I'm in an obsessive Let's Active period these days. I listened again to Mitch Easter discography when I learned he had played with the original formation, minus Faye Hunter who committed suicide one year ago (in July 2013). All this is sad and  funny at the same time. And nostalgia grabs me by the feet when I listened to the songs I so much loved between 1984 and 1988. God heaven and devil together I was young in these days. And Mitch Easter too. And contrary to so many bands and records, Let's Active first EP and 2 LPs (minus the 3rd one, Every dog has his day, ruined by John Leckie production), all this has travelled through time and years without losing anything of its charm, freshness and thrilling qualities. Here I gathered the promo and official singles the band released during its short life. So few singles when so many of Easter songs were perfect pop standards. Too sad the times were not kind for such music (people usually like loads of shitty music in these days and geniuses such as Mark Perry, Dan Treacy or Nikki Sudden were totally overlooked). I added the original version of "Horizon" with Faye Hunter singing and much better than the Every Dog Has His Day version, and "Invisible Hills", a song Mitch Easter considered too bleak for including it in the fabulous Big Plans For Everybody LP. I did the cover sleeve, using a quite overused picture, but I like it so much I couldn't resist. If this could help to restore the admiration Mitch Easter deserves, I would not have lost my time.  Enjoy it here. PS. "Water Parts" is one of my fave pop songs all periods.
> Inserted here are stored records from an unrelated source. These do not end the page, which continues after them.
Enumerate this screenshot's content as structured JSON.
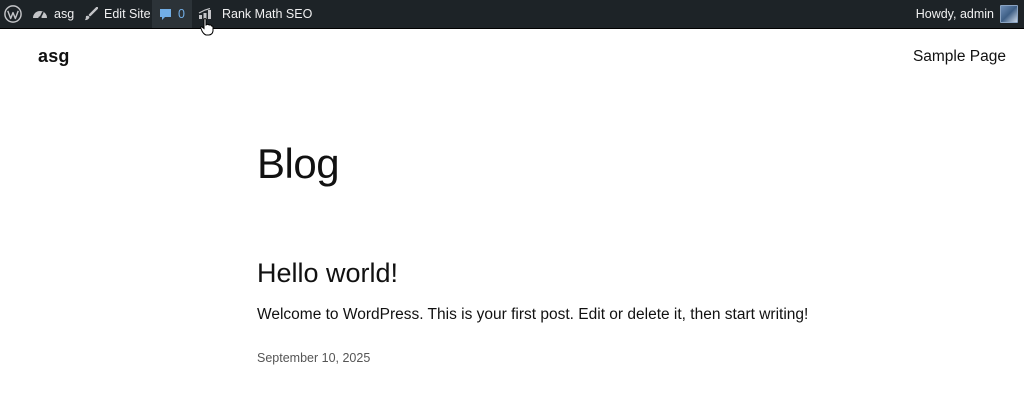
{
  "admin_bar": {
    "site_name": "asg",
    "edit_site": "Edit Site",
    "comments_count": "0",
    "rank_math": "Rank Math SEO",
    "howdy": "Howdy, admin"
  },
  "header": {
    "site_title": "asg",
    "nav": [
      "Sample Page"
    ]
  },
  "main": {
    "heading": "Blog",
    "posts": [
      {
        "title": "Hello world!",
        "excerpt": "Welcome to WordPress. This is your first post. Edit or delete it, then start writing!",
        "date": "September 10, 2025"
      }
    ]
  },
  "colors": {
    "admin_bar_bg": "#1d2327",
    "comments_accent": "#72aee6"
  },
  "icons": [
    "wordpress-logo-icon",
    "dashboard-icon",
    "brush-icon",
    "comment-bubble-icon",
    "rank-math-icon",
    "avatar"
  ]
}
Jack Bruce Band - Live at Manchester Free Trade Hall '75 (1975)

Requested, a new re-up of a Jack Bruce album. His recent death was not unexpected but was a shock. We were used to live on a planet where such a man existed. We'll have to live without. And then we'll follow him. Catch it here.
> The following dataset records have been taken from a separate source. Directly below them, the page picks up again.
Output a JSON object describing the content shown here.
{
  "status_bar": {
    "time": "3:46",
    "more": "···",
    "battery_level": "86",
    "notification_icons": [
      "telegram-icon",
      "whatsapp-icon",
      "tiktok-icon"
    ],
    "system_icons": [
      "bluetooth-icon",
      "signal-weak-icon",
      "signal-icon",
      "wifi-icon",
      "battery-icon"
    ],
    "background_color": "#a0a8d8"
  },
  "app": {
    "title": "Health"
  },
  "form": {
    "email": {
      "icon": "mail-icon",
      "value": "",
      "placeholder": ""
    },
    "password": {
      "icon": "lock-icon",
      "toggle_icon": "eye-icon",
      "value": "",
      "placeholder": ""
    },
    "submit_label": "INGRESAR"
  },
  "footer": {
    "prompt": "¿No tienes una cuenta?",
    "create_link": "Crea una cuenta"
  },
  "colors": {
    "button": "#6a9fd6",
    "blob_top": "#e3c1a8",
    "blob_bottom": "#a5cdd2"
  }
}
These days I'm listening much to Marc Bolan and I'm near to post some acoustic demos that gave songs to albums from Slider to Futuristic Dragon. But Rough posted today "One" by Jack Bruce Band on his facebook page and suddenly I realized there was much Bruce stuff I expected to post here that is still lingering in my computer vaults. So here one, not rare but an essential testimony of how sounded this strange team united under the JBB banner. Carla Bley and Mick Taylor backing Jack Bruce could seem a winner ticket but things did not turn this way. The band in this line-up can be heard on the BBC 3-CD compilation in a concert given for the Old Grey Whistlin' Test (and the thing can be seen on youtube even if I'll post here too). It was on the 6th of June 1975. Six days earlier, they had given this concert in Manchester. Much longer (111'), but with more or less the same playlist it's interesting to realize how the band was not so much in a self-indulgent approach that it may have seemed. Even the long "suites" of the second CD are played with a sense of tension that has nothing to do with a lot of experimental stuff of that times. Of course it's sometimes a bit dated but Bruce material is so strong that it overpasses the jazzy and prog useless complexity that spoils the music here and there. Just listen to "One" or "Pieces of Mind" if you don't believe me. They are jewels for eternity. I would have dreamed to hear Billie Holiday sing it. The Mellotron is more pregnant than the moog, it's important to note for those who, like me, have a strong problem with the later (and a big love for the former). But stop bullshitting with words, here the great Jack Bruce at the beginning of a very rude time for him.